See also Anderson v. Seattle, 78 Wn.2d 201, 471 P.2d 87 (1970); King County v. Seattle, 70 Wn.2d 988, 425 P.2d 887 (1967); State v. Spino, 61 Wn.2d 246, 377 P.2d 868 (1963).

We cannot conclude the legislature had self-insured employers in mind when it chose the verbiage of RCW 51.52.130. Washington's system of workmen's compensation was adopted with the enactment of chapter 74, Laws of 1911. Section 20 of that act reads in part as follows:

*210It shall be unlawful for any attorney engaged in any such appeal to charge or receive any fee therein in excess of a reasonable fee, to be fixed by the court in the case, and, if the decision of the department shall be reversed or modified, such fee and the fees of medical and other witnesses and the costs shall be payable out of the administration fund, if the accident fund is affected by the litigation.

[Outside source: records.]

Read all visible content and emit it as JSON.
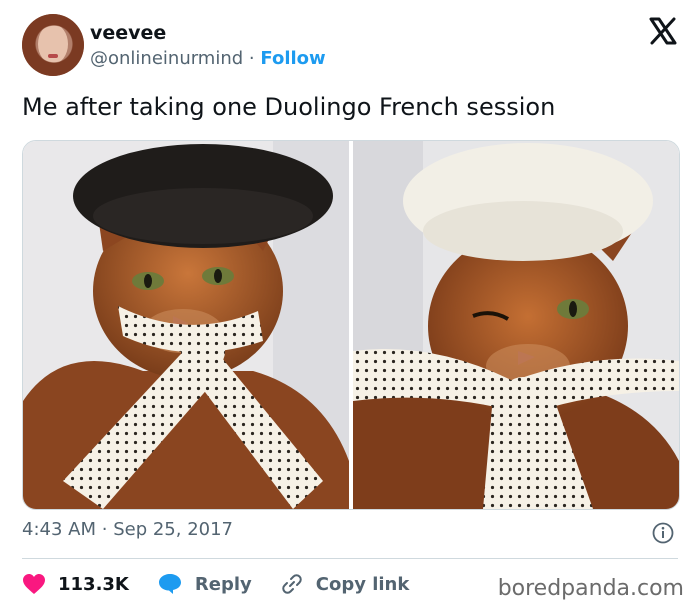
{
  "author": {
    "display_name": "veevee",
    "handle": "@onlineinurmind",
    "separator": "·",
    "follow_label": "Follow"
  },
  "tweet": {
    "text": "Me after taking one Duolingo French session",
    "time": "4:43 AM",
    "date": "Sep 25, 2017",
    "meta_separator": "·"
  },
  "actions": {
    "likes_count": "113.3K",
    "reply_label": "Reply",
    "copy_link_label": "Copy link"
  },
  "watermark": "boredpanda.com",
  "icons": {
    "brand": "x-logo-icon",
    "info": "info-icon",
    "like": "heart-icon",
    "reply": "speech-bubble-icon",
    "copy": "link-icon"
  },
  "colors": {
    "link": "#1d9bf0",
    "heart": "#f91880",
    "text": "#0f1419",
    "muted": "#536471",
    "border": "#cfd9de"
  }
}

(Italics ours.) The self-insurance concept did not appear until passage of chapter 289, Laws of 1971, 1st Ex. Sess. (RCW 51.14). Since 1911 the Industrial Insurance Act has undergone extensive amendment; yet the last sentence of RCW 51.52.130 remains virtually as that statute was originally enacted in 1911. In conclusion, there is no basis for charging the worker's attorney and witness fees against the Department s administrative fund.

Judgment affirmed.

Pearson and Soule, JJ., concur.

Reconsideration denied March 11,1980.

Review granted by Supreme Court April 24,1980.